Journalist delivers lecture on democratic values at Brown University

Journalist delivers lecture on democratic values at Brown University
Journalist delivers lecture on democratic values at Brown University
Journalist and historian Jelani Cobb, known for his work at The New Yorker, recently delivered a lecture at Brown University on the varied interpretations of democratic values in the United States, specifically free speech.
 
“When we talk about … the values of universities and of higher education, we typically talk about the support of open inquiry, of rigorous intellectual analysis, of dialogue across differing opinions, of the open pursuit of questioning what we believe we know -- and these are foundational to universities,” Cobb said. “But universities are not removed from the values of society.”
 
His lecture, titled “A Note from the Margins: The Unsafe Spaces of Democracy,” was the first in Brown’s “Reaffirming University Values: Campus Dialogue and Discourse” series.

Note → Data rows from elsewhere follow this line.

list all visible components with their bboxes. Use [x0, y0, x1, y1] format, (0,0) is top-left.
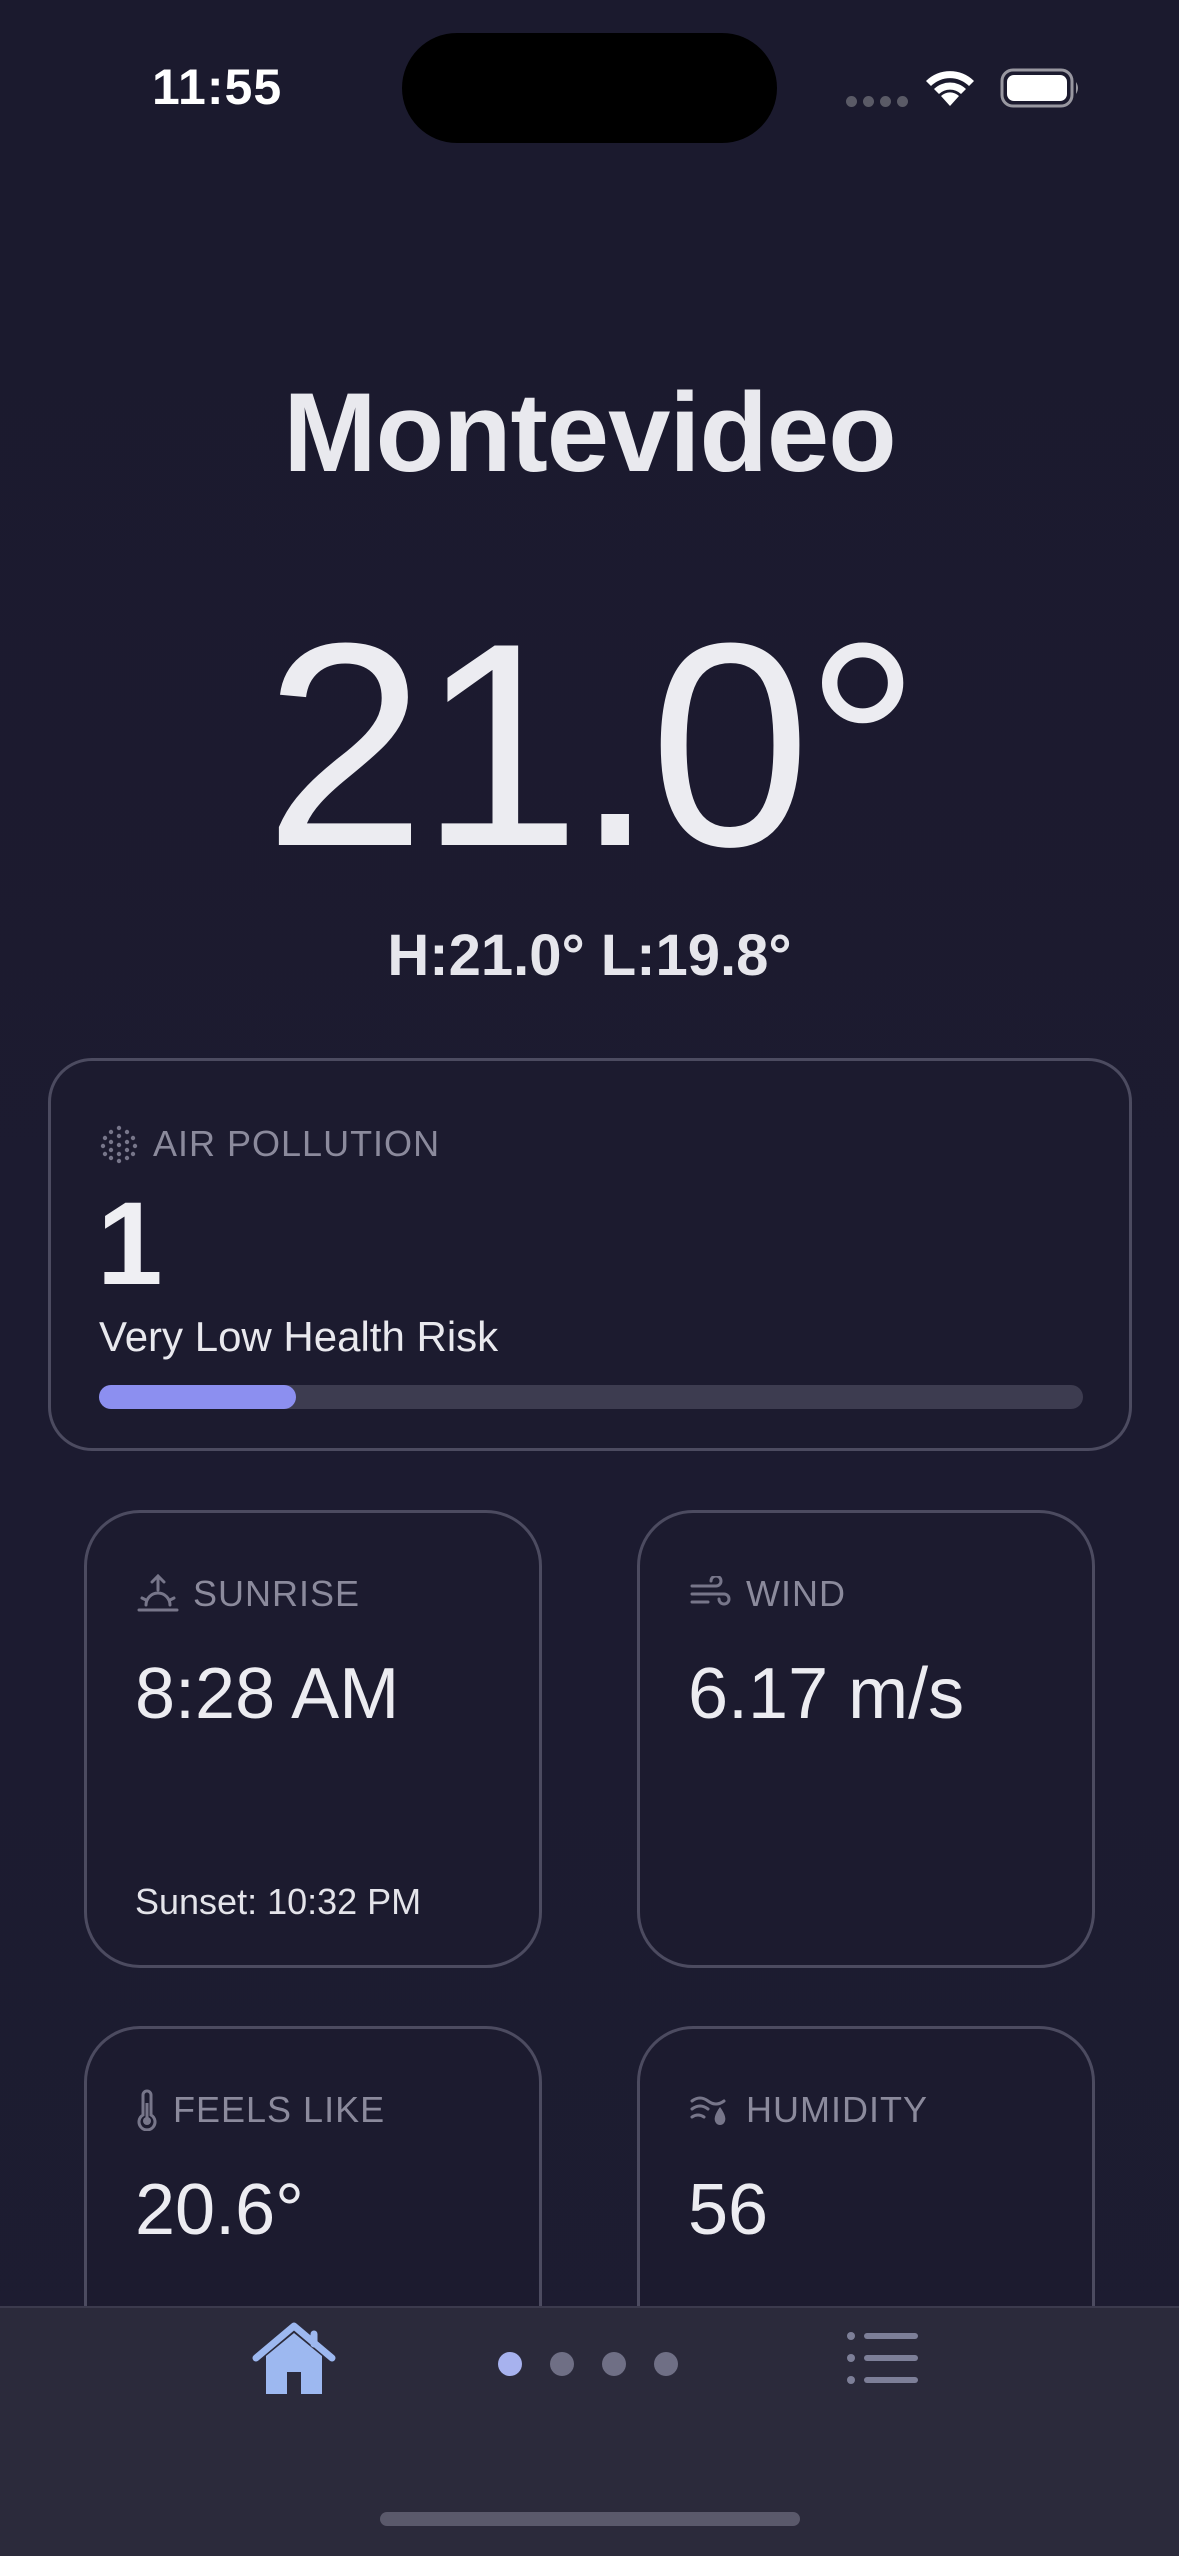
humidity-icon: [690, 2096, 726, 2125]
page-dot[interactable]: [654, 2352, 678, 2376]
wind-header: WIND: [690, 1573, 846, 1615]
sunrise-time: 8:28 AM: [135, 1654, 400, 1734]
current-temperature: 21.0°: [264, 583, 920, 907]
page-dot[interactable]: [498, 2352, 522, 2376]
feels-like-header: FEELS LIKE: [135, 2089, 385, 2131]
wind-icon: [690, 1576, 731, 1606]
wind-speed: 6.17 m/s: [688, 1654, 965, 1734]
status-time: 11:55: [152, 59, 283, 115]
air-pollution-header: AIR POLLUTION: [99, 1123, 440, 1165]
feels-like-value: 20.6°: [135, 2170, 304, 2250]
sunrise-card[interactable]: SUNRISE 8:28 AM Sunset: 10:32 PM: [84, 1510, 542, 1968]
wind-label: WIND: [746, 1573, 846, 1614]
cellular-signal-icon: [846, 96, 908, 107]
home-icon[interactable]: [250, 2320, 338, 2400]
air-pollution-bar-fill: [99, 1385, 296, 1409]
home-indicator: [380, 2512, 800, 2526]
city-name: Montevideo: [283, 370, 896, 495]
battery-icon: [1000, 68, 1078, 108]
page-dot[interactable]: [602, 2352, 626, 2376]
humidity-header: HUMIDITY: [690, 2089, 928, 2131]
air-pollution-value: 1: [97, 1178, 163, 1310]
air-pollution-card[interactable]: AIR POLLUTION 1 Very Low Health Risk: [48, 1058, 1132, 1451]
page-dot[interactable]: [550, 2352, 574, 2376]
feels-like-label: FEELS LIKE: [173, 2089, 386, 2130]
wind-card[interactable]: WIND 6.17 m/s: [637, 1510, 1095, 1968]
air-pollution-label: AIR POLLUTION: [153, 1123, 441, 1164]
list-icon[interactable]: [846, 2330, 918, 2386]
air-pollution-bar: [99, 1385, 1083, 1409]
humidity-label: HUMIDITY: [746, 2089, 928, 2130]
sunrise-label: SUNRISE: [193, 1573, 361, 1614]
page-indicator[interactable]: [498, 2352, 678, 2376]
sunrise-icon: [137, 1574, 179, 1612]
sunset-time: Sunset: 10:32 PM: [135, 1881, 422, 1922]
dynamic-island: [402, 33, 777, 143]
weather-screen: 11:55 Montevideo 21.0° H:21.0° L:19.8° A…: [0, 0, 1179, 2556]
high-low-temperature: H:21.0° L:19.8°: [387, 923, 792, 988]
air-pollution-description: Very Low Health Risk: [99, 1313, 499, 1360]
wifi-icon: [926, 71, 974, 106]
sunrise-header: SUNRISE: [137, 1573, 360, 1615]
thermometer-icon: [137, 2089, 157, 2131]
air-particles-icon: [100, 1125, 138, 1164]
humidity-value: 56: [688, 2170, 769, 2250]
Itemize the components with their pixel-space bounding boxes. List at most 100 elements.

Cobb discussed how freedoms enshrined in the U.S. Constitution are often used to excuse situations that remove other freedoms from marginalized groups -- for example, the right to due process being used to justify slavery, or freedom of religion used to justify discrimination against LGBTQ communities.
 
Cobb urged attendees not to shy away from circumstances that are not entirely democratic, or shield themselves in safe spaces, but to exist within difficult situations to forward the goal of democracy.
 
“This is a difficult charge -- and it’s not fair -- but it is the same challenge that generations prior to us have confronted,” he said.